Until recently, little had been known about this species, apart from the fact that like many deep sea creatures it has the ability to glow – a trait called bioluminescence.
Previous research found that the shark has light-producing cells called photophores in its belly, and it uses this light to camouflage itself.
Bioluminescence, in and of itself, is hardly a new phenomenon, nor one recently discovered. As Julien M. Claes et al. assert in Scientific Reports for Nature:
We report the discovery of light organs (photophores) adjacent to the dorsal defensive spines of a small deep-sea lanternshark (Etmopterus spinax). Using a visual modeling based on in vivo luminescence recordings we show that this unusual light display would be detectable by the shark’s potential predators from several meters away. We also demonstrate that the luminescence from the spine-associated photophores (SAPs) can be seen through the mineralized spines, which are partially translucent. These results suggest that the SAPs function, either by mimicking the spines’ shape or by shining through them, as a unique visual deterrent for predators. This conspicuous dorsal warning display is a surprising complement to the ventral luminous camouflage (counterillumination) of the shark.
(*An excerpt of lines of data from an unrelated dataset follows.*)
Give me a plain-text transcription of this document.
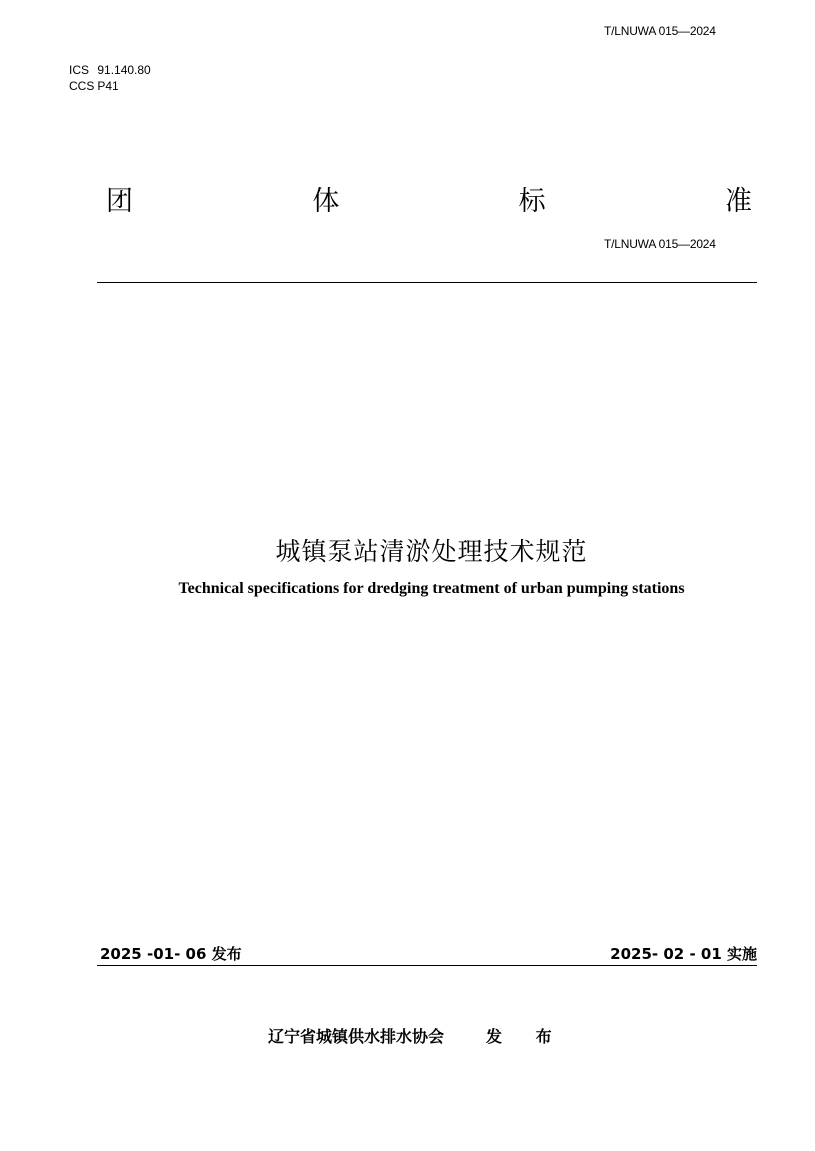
T/LNUWA 015—2024
ICS 91.140.80
CCS P41
团	体	标	准
T/LNUWA 015—2024
城镇泵站清淤处理技术规范
Technical specifications for dredging treatment of urban pumping stations
2025 -01- 06 发布	2025- 02 - 01 实施
辽宁省城镇供水排水协会	发 布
To put that back into colloquy:
The team concluded that the glowing spines were acting as a beacon, illuminating the shark’s threatening spines.
Dr Claes: “It’s a way to say: ‘Don’t bite me, I’m dangerous, I have spines on my back. You could be hurt.’
“When you live in this dark place, what you try to do is avoid is to be seen by other animals, because there are no places to hide.
“It can be very dangerous – you put yourself at risk when you produce light from your back, unless it acts as a warning system” ….
…. “It’s surprising that these two apparently opposite behaviours can occur in a single organism at the same time. It is really paradoxical.”